Step 1: Decide what success looks like
This sounds obvious but most buyers skip it. The best court isn't the most expensive — it's the one that actually matches how the space will be used. Before you think about dimensions or surfaces, get specific about the outcome you want.
- Family recreation: durability, safety, attractive finish, multi-sport flexibility, lower maintenance
- Skill development: more emphasis on accurate dimensions, surface consistency, rebound features, and line accuracy
- Multi-sport backyard: requires compromise between different line sets and equipment footprints — manageable with planning
- Premium lifestyle build: appearance, landscaping integration, fencing, lighting, and the way it looks from the house
Step 2: Measure the site properly
Measure the total usable footprint including buffer zones, fencing line, paths, access for construction, and clearance from structures and boundaries. This is where most projects go sideways early.
For every sport type, the playing lines are not the total space requirement. Add at least 1.5–3m of clearance on every side depending on the sport, and more for faster-paced sports like cricket and baseball.
Step 3: Assess any existing base honestly
An existing concrete slab can save real money — but only if it passes scrutiny. Walk the slab after rain and look for these warning signs:
- Standing water in any area (drainage fail)
- Cracks with any vertical movement between panels
- Surface that's rough, pitted, or delaminating
- Trees within 3–5m (root heave risk over time)
- Falls that are steeper than 2% in any direction
If any of these are present, factor in either the cost to remediate or the cost of a new base. Don't let an old slab become a false economy.

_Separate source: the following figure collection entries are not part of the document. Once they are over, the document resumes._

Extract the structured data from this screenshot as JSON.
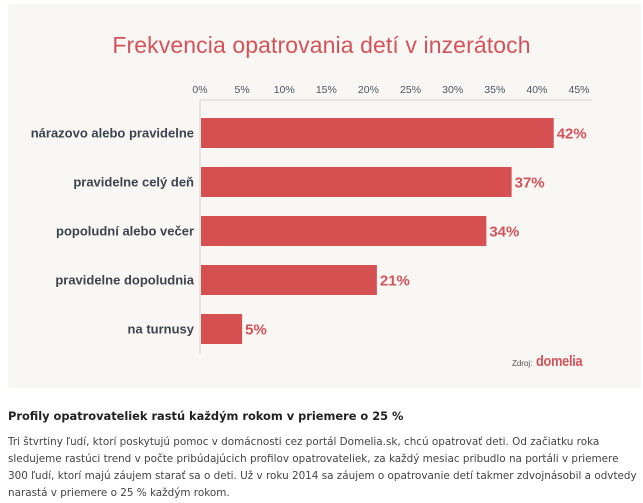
{
  "chart_data": {
    "type": "bar",
    "orientation": "horizontal",
    "title": "Frekvencia opatrovania detí v inzerátoch",
    "categories": [
      "nárazovo alebo pravidelne",
      "pravidelne celý deň",
      "popoludní alebo večer",
      "pravidelne dopoludnia",
      "na turnusy"
    ],
    "values": [
      42,
      37,
      34,
      21,
      5
    ],
    "value_labels": [
      "42%",
      "37%",
      "34%",
      "21%",
      "5%"
    ],
    "xlabel": "",
    "ylabel": "",
    "xlim": [
      0,
      45
    ],
    "x_ticks": [
      0,
      5,
      10,
      15,
      20,
      25,
      30,
      35,
      40,
      45
    ],
    "x_tick_labels": [
      "0%",
      "5%",
      "10%",
      "15%",
      "20%",
      "25%",
      "30%",
      "35%",
      "40%",
      "45%"
    ],
    "x_axis_position": "top",
    "grid": false,
    "bar_color": "#d65052",
    "source_label": "Zdroj:",
    "source_brand": "domelia"
  },
  "colors": {
    "accent": "#d4535a",
    "panel_background": "#f9f7f3",
    "bar": "#d65052"
  },
  "article": {
    "heading": "Profily opatrovateliek rastú každým rokom v priemere o 25 %",
    "body": "Tri štvrtiny ľudí, ktorí poskytujú pomoc v domácnosti cez portál Domelia.sk, chcú opatrovať deti. Od začiatku roka sledujeme rastúci trend v počte pribúdajúcich profilov opatrovateliek, za každý mesiac pribudlo na portáli v priemere 300 ľudí, ktorí majú záujem starať sa o deti. Už v roku 2014 sa záujem o opatrovanie detí takmer zdvojnásobil a odvtedy narastá v priemere o 25 % každým rokom."
  }
}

Step 4: Choose the surface system before comparing quotes
Acrylic sports surface, painted slab, modular tiles, synthetic turf, and premium golf-green systems all behave differently. Bounce, grip, noise, heat absorption, maintenance, and longevity vary dramatically. Choose your preference and specify it consistently across all quotes you request — otherwise you're not comparing the same thing.
Step 5: Build a single written brief
One brief. Send it to every installer. It should include:
- Sport type and court function
- Ideal dimensions and any minimum acceptable dimensions
- Existing slab info (address and condition)
- Known site constraints
- Features you definitely want included (fencing, lighting, lines, net posts)
- Surface system preference
- Budget band
- Desired timeline
If a quote comes back lower, ask what's different in the scope. The cheapest quote is almost never the same scope as the most thorough one.